The 'Read and Understand' Initiative

Common sense dictates that our elected officials have a fundamental responsibility to read and understand all the ordinances they pass, and most people assume they already do. Yet there is considerable evidence that they do not, and there is currently no law requiring them to do so.

When the Board of Supervisors passed the Stream Setback Ordinance in 2003 (subsequently overturned by voters as Measure P) they did so apparently without reading it. They apparently relied on staff analysis and staff recommendations instead of reading it for themselves. During public debates on Measure P before it was defeated, several supervisors made claims directly contrary to the wording of the ordinance, and accused us of misrepresenting the ordinance when we quoted directly from it.

More recently, Planning Staff tried to pass off a 49-page radical revision of our CEQA (California Environmental Quality Act) Local Guidelines as a minor administrative update, rather than as a major ordinance revision. The Staff report "executive summary" to the Board was one sentence, and the text of the revisions was not included in the package. It was posted to the BOS agenda as a first and final reading and probable passage of a resolution to adopt minor updating. It would almost certainly have been passed unanimously by the BOS without reading it if we had not intervened. There is more info about this incident here.

NVLSA hopes to correct this situation via ballot initiative requiring each Supervisor to read and understand every ordinance before voting to pass it, and to certify at the time of signing it that he or she has done so. The "Read and Understand" initiative does not provide any enforcement mechanism. It is simply a statement by the voters to the Board of Supervisors that reading and understanding the regulations they pass is part of their job description, and a fundamental part of their responsibility to the public.

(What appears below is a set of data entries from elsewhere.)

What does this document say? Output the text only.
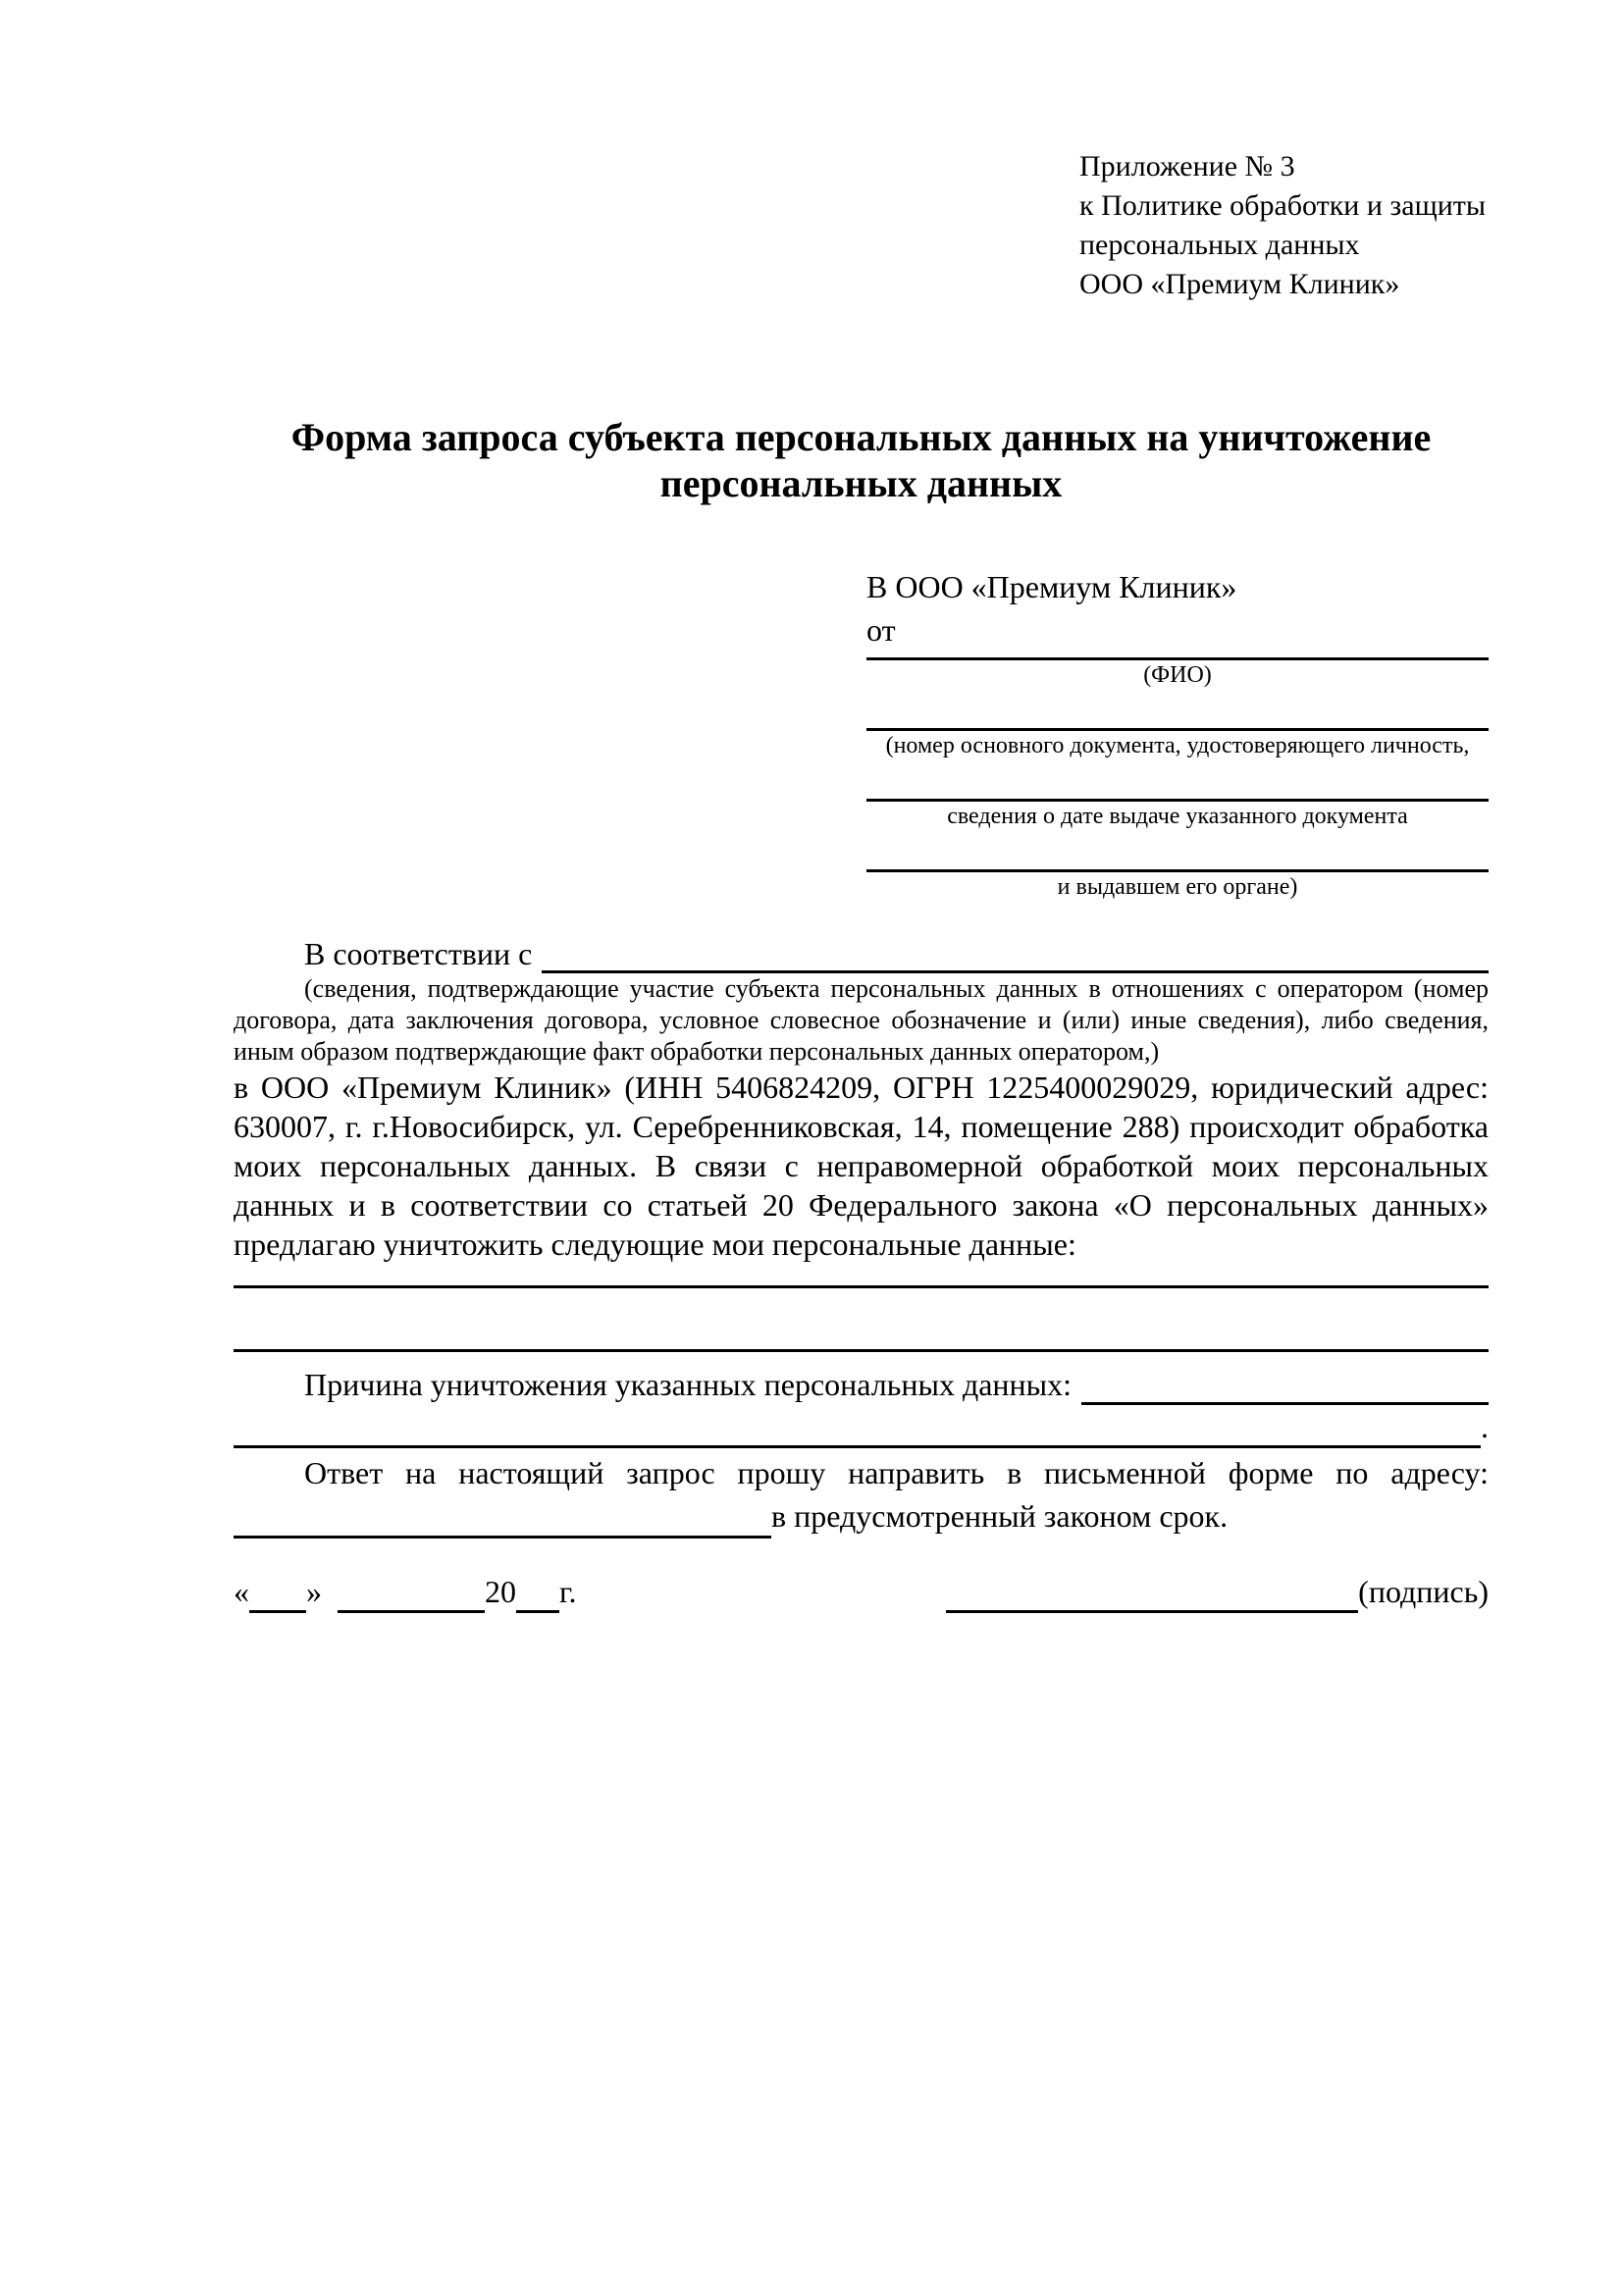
Приложение № 3
к Политике обработки и защиты
персональных данных
ООО «Премиум Клиник»
Форма запроса субъекта персональных данных на уничтожение
персональных данных
В ООО «Премиум Клиник»
от
(ФИО)
(номер основного документа, удостоверяющего личность,
сведения о дате выдаче указанного документа
и выдавшем его органе)
В соответствии с
(сведения, подтверждающие участие субъекта персональных данных в отношениях с оператором (номер договора, дата заключения договора, условное словесное обозначение и (или) иные сведения), либо сведения, иным образом подтверждающие факт обработки персональных данных оператором,)
в ООО «Премиум Клиник» (ИНН 5406824209, ОГРН 1225400029029, юридический адрес: 630007, г. г.Новосибирск, ул. Серебренниковская, 14, помещение 288) происходит обработка моих персональных данных. В связи с неправомерной обработкой моих персональных данных и в соответствии со статьей 20 Федерального закона «О персональных данных» предлагаю уничтожить следующие мои персональные данные:
Причина уничтожения указанных персональных данных:
.
Ответ на настоящий запрос прошу направить в письменной форме по адресу:
в предусмотренный законом срок.
« »	20 г.	(подпись)
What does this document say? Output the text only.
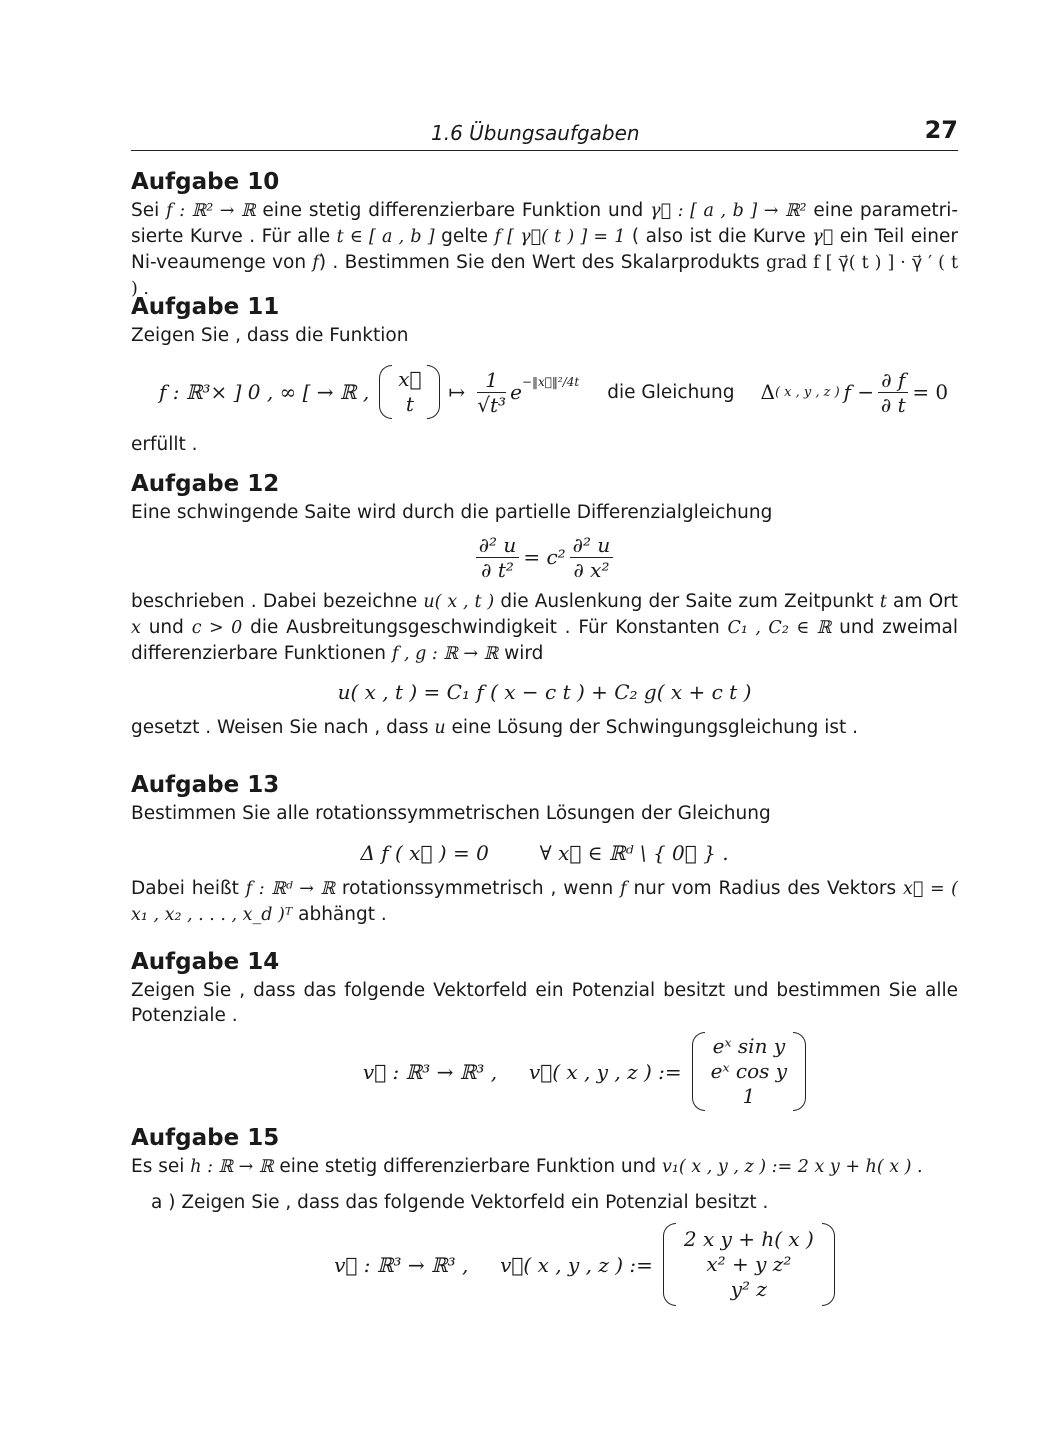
1.6 Übungsaufgaben	27
Aufgabe 10

Sei f : ℝ² → ℝ eine stetig differenzierbare Funktion und γ⃗ : [ a , b ] → ℝ² eine parametri-sierte Kurve . Für alle t ∈ [ a , b ] gelte f [ γ⃗( t ) ] = 1 ( also ist die Kurve γ⃗ ein Teil einer Ni-veaumenge von f) . Bestimmen Sie den Wert des Skalarprodukts grad f [ γ⃗( t ) ] · γ⃗ ′ ( t ) .

Aufgabe 11

Zeigen Sie , dass die Funktion

f : ℝ³× ] 0 , ∞ [ → ℝ ,
x⃗
t	↦ $\frac{1}{\text{√t³}} e^{-‖x⃗‖^2/4t}$ die Gleichung Δ ( x , y , z ) $f - \frac{\partial f}{\partial t} = 0$

erfüllt .

Aufgabe 12

Eine schwingende Saite wird durch die partielle Differenzialgleichung

$\frac{\text{∂² u}}{\text{∂ t²}} = c^2 \frac{\text{∂² u}}{\text{∂ x²}}$

beschrieben . Dabei bezeichne u( x , t ) die Auslenkung der Saite zum Zeitpunkt t am Ort x und c > 0 die Ausbreitungsgeschwindigkeit . Für Konstanten C₁ , C₂ ∈ ℝ und zweimal differenzierbare Funktionen f , g : ℝ → ℝ wird

u( x , t ) = C₁ f ( x − c t ) + C₂ g( x + c t )

gesetzt . Weisen Sie nach , dass u eine Lösung der Schwingungsgleichung ist .

Aufgabe 13

Bestimmen Sie alle rotationssymmetrischen Lösungen der Gleichung

Δ f ( x⃗ ) = 0        ∀ x⃗ ∈ ℝᵈ \ { 0⃗ } .

Dabei heißt f : ℝᵈ → ℝ rotationssymmetrisch , wenn f nur vom Radius des Vektors x⃗ = ( x₁ , x₂ , . . . , x_d )ᵀ abhängt .

Aufgabe 14

Zeigen Sie , dass das folgende Vektorfeld ein Potenzial besitzt und bestimmen Sie alle Potenziale .

v⃗ : ℝ³ → ℝ³ ,     v⃗( x , y , z ) :=
eˣ sin y
eˣ cos y
1
Aufgabe 15

Es sei h : ℝ → ℝ eine stetig differenzierbare Funktion und v₁( x , y , z ) := 2 x y + h( x ) .

a ) Zeigen Sie , dass das folgende Vektorfeld ein Potenzial besitzt .

v⃗ : ℝ³ → ℝ³ ,     v⃗( x , y , z ) :=
2 x y + h( x )
x² + y z²
y² z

The Read and Understand Act

Whereas the people of Napa County do hereby find that:

1) Each Napa County Supervisor’s responsibilities to the people of Napa County include the duty to thoroughly read and understand every ordinance, regulation, or resolution prior to voting to pass it;

2) Some ordinances are complex and not easy to thoroughly understand, especially with only a cursory reading;

3) Passing an ordinance not thoroughly understood carries significant risk of adverse unintended consequences for the people of Napa County;

4) A County Supervisor might occasionally be tempted to just cursorily read, or not read at all, a complex ordinance, regulation, or resolution and documents adopted by resolution, and to rely primarily on staff analysis of an ordinance to gain an understanding of it; and

5) A Supervisor’s responsibility to read and understand is not met by solely or primarily relying on staff analysis of a proposed ordinance, regulation or resolution;

Now, therefore, the people of Napa County resolve and do hereby ordain that:

1) Each and every County Supervisor who votes to approve any new ordinance, regulation, or resolution shall first have thoroughly read and understood it, including its direct and indirect impacts on the citizens of Napa County, and shall certify in writing at the time of voting in favor of the ordinance, regulation, or resolution; and prior to its going into effect, that he/she has read it thoroughly and has thoroughly understood its direct and indirect impacts on the citizens of Napa County prior to voting to approve it.

2) Nothing herein shall be construed to prohibit any Supervisor from simply voting “NO”; or from insisting that a complex ordinance be rewritten or simplified prior to voting on it; or from enlisting the assistance of County staff or outside consultants as necessary to achieve the required degree of understanding, as long as that Supervisor also reads it thoroughly and as many times as necessary in order to gain or confirm his/her own understanding.

3) If any part of this ordinance or its application to any person or circumstance is held invalid, the invalidity shall not affect other provisions or applications which can reasonably be given effect without the invalid provision or application.